Tunisia: Don’t Be Fooled, Returning Islamist Rachid Ghannouchi Is Not a Moderate
“Zionism is both alien and illegitimate in origin: it is a hegemonist and nationalist project rooted and nourished on the traditional European impulse towards expansion and domination. The founding fathers of the Zionist adventure were not in any way believers in Judaism, not even in its distorted, rabbinical form: they were in essence pragmatists who exploited the Jewish heritage as a means to achieve their nationalistic goals. All this, moreover, was done within the broader context of Western strategic hopes for the destabilizing and enfeebling of the Islamic world.”

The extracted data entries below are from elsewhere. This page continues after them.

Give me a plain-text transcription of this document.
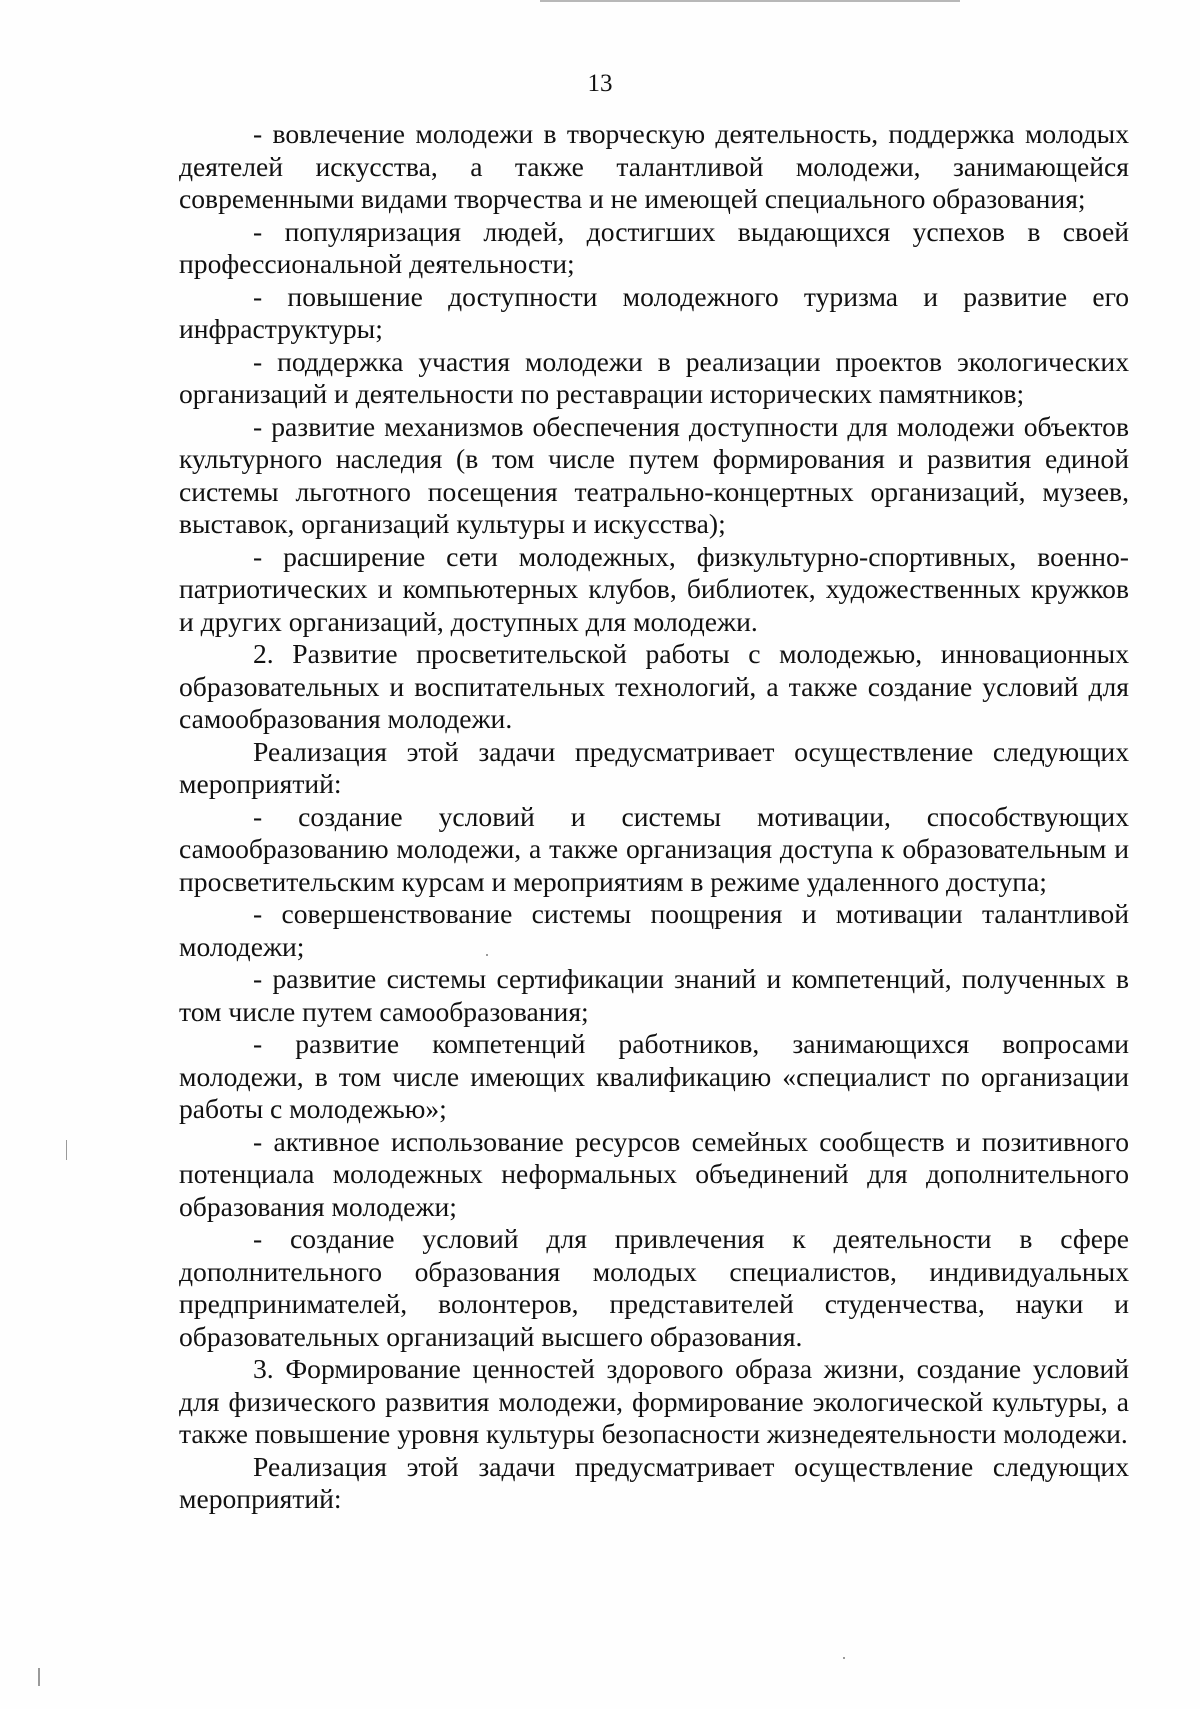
13

- вовлечение молодежи в творческую деятельность, поддержка молодых деятелей искусства, а также талантливой молодежи, занимающейся современными видами творчества и не имеющей специального образования;

- популяризация людей, достигших выдающихся успехов в своей профессиональной деятельности;

- повышение доступности молодежного туризма и развитие его инфраструктуры;

- поддержка участия молодежи в реализации проектов экологических организаций и деятельности по реставрации исторических памятников;

- развитие механизмов обеспечения доступности для молодежи объектов культурного наследия (в том числе путем формирования и развития единой системы льготного посещения театрально-концертных организаций, музеев, выставок, организаций культуры и искусства);

- расширение сети молодежных, физкультурно-спортивных, военно-патриотических и компьютерных клубов, библиотек, художественных кружков и других организаций, доступных для молодежи.

2. Развитие просветительской работы с молодежью, инновационных образовательных и воспитательных технологий, а также создание условий для самообразования молодежи.

Реализация этой задачи предусматривает осуществление следующих мероприятий:

- создание условий и системы мотивации, способствующих самообразованию молодежи, а также организация доступа к образовательным и просветительским курсам и мероприятиям в режиме удаленного доступа;

- совершенствование системы поощрения и мотивации талантливой молодежи;

- развитие системы сертификации знаний и компетенций, полученных в том числе путем самообразования;

- развитие компетенций работников, занимающихся вопросами молодежи, в том числе имеющих квалификацию «специалист по организации работы с молодежью»;

- активное использование ресурсов семейных сообществ и позитивного потенциала молодежных неформальных объединений для дополнительного образования молодежи;

- создание условий для привлечения к деятельности в сфере дополнительного образования молодых специалистов, индивидуальных предпринимателей, волонтеров, представителей студенчества, науки и образовательных организаций высшего образования.

3. Формирование ценностей здорового образа жизни, создание условий для физического развития молодежи, формирование экологической культуры, а также повышение уровня культуры безопасности жизнедеятельности молодежи.

Реализация этой задачи предусматривает осуществление следующих мероприятий:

The above quotation is not from Osama bin Laden, Mahmoud Ahmedinejad, or Hassan Nasrallah. It is penned from the works of Rachid Ghannouchi, the world’s favorite “moderate” Islamist Tunisian leader who has recently announced his intention to return home following a two-decade exile in London. The interim post-Ben Ali Tunisian government has annulled his life sentences, promised to release all political prisoners, and has legalized the formerly banned and repressed Islamist party, Al-Nahda, which Ghannouchi heads. Ghannouchi, once-called a “democrat” by Harvard Law Professor and Islamic studies expert Noah Feldman,[2] a “progressive” by the New York Times,[3] and a moderate by countless other analysts, has vowed to reenter the Tunisian scene in force and will be the greatest wild card in the political scene for the months to come. By pledging to participate in the political process and pontificating on his democratic bona fides, Ghannouchi has encouraged the West’s view of him as a repressed democrat. However, he is far from the liberal pluralist others claim he is. Don’t believe my words on the subject, just read his.